With this act of recognition, the University honoured the outstanding dedication of this Vienna-born scholar, whose years of research have shed light on a rich spectrum of science- and scholarship-critical as well as socially critical themes in close association with the arts. Rector Ulrike Sych: “With this honorary doctorate for Evelyn Torton Beck, the mdw honours a visionary scholar whose transdisciplinary thinking has opened up trailblazing perspectives for subsequent generations of researchers. At the same time, we honour an inspiring personality who, with her inexhaustible creativity, openness, and tenacity, propels the arts and sciences forward as forces that shape society.”

f. l. t. r.: Stefan Zapotocky, Evelyn Torton Beck, Ulrike Sych, Johannes Marian, Clemens Aigner (Pedell) © Stephan Polzer

In her speech, which can be accessed via the mdwMediathek, Evelyn Torton Beck expressed her gratitude for this honour and made the following appeal: “Those who would seek to transform institutions and knowledge must learn to work together with others. Even with those who are different from themselves, even when things get uncomfortable. We need utopian thinking; otherwise, we get stuck on old paths that no longer serve our world—and we urgently need things to change. […] As awful as the world looks once again today, I hold fast to the principle of hope. Hope is what makes possible our work as well as transformations. It is never too late, we are never too old, to begin anew, to change ourselves.”

Evelyn Torton Beck, who flew over from Washington, D.C. for the ceremony, was born in Vienna in 1933 and fled from the National Socialist regime together with her family when she was six years old. 1984 saw the comparative literary scholar accept an invitation to teach at the University of Maryland, College Park (just outside of Washington), where she founded that institution’s programme in women’s studies. Following her retirement in 2002, she earned a doctorate in clinical psychology at Fielding Graduate University (2004), where she still contributes to the Creative Longevity and Wisdom Project as an Alum Research Fellow. Such a multifaceted biography as hers can be considered eminently worthy of emulation.

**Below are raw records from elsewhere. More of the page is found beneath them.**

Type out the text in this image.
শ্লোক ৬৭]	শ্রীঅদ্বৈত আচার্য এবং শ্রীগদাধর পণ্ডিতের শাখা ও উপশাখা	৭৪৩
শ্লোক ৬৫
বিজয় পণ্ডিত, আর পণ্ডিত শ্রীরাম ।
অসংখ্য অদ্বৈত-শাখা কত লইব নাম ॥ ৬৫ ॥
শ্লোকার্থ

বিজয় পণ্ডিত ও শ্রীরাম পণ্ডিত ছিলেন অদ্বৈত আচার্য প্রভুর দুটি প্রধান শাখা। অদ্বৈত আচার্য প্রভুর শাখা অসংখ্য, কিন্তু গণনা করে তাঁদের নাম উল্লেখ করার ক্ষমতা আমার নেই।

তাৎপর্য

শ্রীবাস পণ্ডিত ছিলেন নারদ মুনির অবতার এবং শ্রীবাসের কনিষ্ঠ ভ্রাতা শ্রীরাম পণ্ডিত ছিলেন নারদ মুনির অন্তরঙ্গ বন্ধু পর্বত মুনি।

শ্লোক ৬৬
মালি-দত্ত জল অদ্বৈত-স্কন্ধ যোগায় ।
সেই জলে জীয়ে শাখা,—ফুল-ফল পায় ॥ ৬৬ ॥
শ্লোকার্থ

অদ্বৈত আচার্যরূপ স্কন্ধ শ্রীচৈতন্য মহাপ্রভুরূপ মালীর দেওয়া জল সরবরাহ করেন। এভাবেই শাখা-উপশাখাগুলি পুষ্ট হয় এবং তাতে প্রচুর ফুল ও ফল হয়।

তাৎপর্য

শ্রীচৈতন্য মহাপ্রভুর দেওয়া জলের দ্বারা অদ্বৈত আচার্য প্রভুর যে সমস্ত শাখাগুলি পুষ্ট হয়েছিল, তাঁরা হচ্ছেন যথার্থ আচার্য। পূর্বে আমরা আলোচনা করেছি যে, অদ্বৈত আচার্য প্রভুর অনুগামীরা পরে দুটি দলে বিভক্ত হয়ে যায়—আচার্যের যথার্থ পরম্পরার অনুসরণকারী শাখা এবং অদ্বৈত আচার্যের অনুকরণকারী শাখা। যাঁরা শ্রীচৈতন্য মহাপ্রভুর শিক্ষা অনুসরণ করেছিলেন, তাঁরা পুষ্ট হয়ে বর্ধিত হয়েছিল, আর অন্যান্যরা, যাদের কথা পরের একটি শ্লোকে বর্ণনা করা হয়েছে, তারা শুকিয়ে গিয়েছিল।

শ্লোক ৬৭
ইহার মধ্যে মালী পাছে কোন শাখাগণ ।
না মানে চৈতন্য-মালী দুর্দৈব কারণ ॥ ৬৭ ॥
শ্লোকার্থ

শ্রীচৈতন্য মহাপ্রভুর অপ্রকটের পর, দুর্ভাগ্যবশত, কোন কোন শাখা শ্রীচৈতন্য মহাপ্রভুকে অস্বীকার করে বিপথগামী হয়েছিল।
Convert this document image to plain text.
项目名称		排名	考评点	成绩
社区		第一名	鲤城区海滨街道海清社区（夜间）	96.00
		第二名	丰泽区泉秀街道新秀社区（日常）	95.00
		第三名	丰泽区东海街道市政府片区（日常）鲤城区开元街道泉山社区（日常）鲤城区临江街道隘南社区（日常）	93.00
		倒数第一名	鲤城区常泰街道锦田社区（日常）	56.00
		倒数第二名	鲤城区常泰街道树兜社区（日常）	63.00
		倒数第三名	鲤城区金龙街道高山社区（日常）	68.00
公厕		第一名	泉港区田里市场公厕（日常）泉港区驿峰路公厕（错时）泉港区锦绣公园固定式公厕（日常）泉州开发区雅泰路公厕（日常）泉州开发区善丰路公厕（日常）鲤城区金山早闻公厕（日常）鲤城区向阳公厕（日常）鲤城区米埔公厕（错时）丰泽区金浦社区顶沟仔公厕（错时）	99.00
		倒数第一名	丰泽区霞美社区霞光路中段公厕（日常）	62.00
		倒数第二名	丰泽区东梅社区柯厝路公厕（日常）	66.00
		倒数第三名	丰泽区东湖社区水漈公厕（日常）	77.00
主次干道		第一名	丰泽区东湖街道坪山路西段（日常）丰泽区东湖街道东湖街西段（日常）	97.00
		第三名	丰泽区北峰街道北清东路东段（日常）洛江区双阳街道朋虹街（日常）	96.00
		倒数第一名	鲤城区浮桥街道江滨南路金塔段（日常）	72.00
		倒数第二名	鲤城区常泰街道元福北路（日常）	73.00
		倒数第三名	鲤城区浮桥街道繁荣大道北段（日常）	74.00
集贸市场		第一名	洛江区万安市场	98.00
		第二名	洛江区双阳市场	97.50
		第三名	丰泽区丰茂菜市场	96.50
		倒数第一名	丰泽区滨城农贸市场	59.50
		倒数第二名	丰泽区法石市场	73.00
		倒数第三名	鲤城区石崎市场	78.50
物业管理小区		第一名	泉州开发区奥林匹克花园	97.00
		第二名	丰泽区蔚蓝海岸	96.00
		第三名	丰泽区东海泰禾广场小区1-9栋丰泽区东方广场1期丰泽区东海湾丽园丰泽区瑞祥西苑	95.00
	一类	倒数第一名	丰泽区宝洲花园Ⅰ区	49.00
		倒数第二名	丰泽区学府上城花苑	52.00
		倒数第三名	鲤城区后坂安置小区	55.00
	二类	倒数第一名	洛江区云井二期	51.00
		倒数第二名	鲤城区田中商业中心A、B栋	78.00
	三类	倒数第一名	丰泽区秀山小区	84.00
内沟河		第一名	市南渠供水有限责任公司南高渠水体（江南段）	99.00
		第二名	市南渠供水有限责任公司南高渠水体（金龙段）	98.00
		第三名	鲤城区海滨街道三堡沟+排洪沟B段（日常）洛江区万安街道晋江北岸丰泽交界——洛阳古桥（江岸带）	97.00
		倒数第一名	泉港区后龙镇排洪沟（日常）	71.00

The research pursued by Evelyn Torton Beck on social justice in theory and practice, multiculturalism, sexism, racism, anti-Semitism, homophobia, age discrimination, ableism, and lookism as well as on the healing effect of art plus her work associated with the voice, language, and translation—she translated works from Yiddish into English together with Nobel prize-winner Isaac Bashevis Singer—continues to be regarded as ground-breaking, for which reason she is viewed as a pioneer in all of these areas. And in terms of present-day gender research, laudatory speaker Doris Ingrisch referred to a central aspect that can already be found in Torton Beck’s output: “Even one of her most important and successful works, Nice Jewish Girls. A Lesbian Anthology, responds to the homophobia in Jewish communities and the racism in lesbian communities with a mode of thought that transcends boundaries and shows Evelyn Torton Beck to have been a pioneer of intersectional thinking long before it became known as such.” Torton Beck has furthermore authored poems and devoted herself to painting, and she continues to dance to this day.

Music by composer Vally Weigl (who was likewise forced to emigrate and went on to co-found the field of music therapy) and Ethel Smyth’s International Women’s Day song “March of the Women” were part of the artistic programme that accompanied the conferral of this honorary degree. Following the ceremony and in the presence of the new mdw honorary doctorate holder and Rector Ulrike Sych, a plaque bearing the names of all those individuals who have been awarded honorary doctorates by the mdw thus far was unveiled in the Aula (the main entrance hall on the mdw Campus).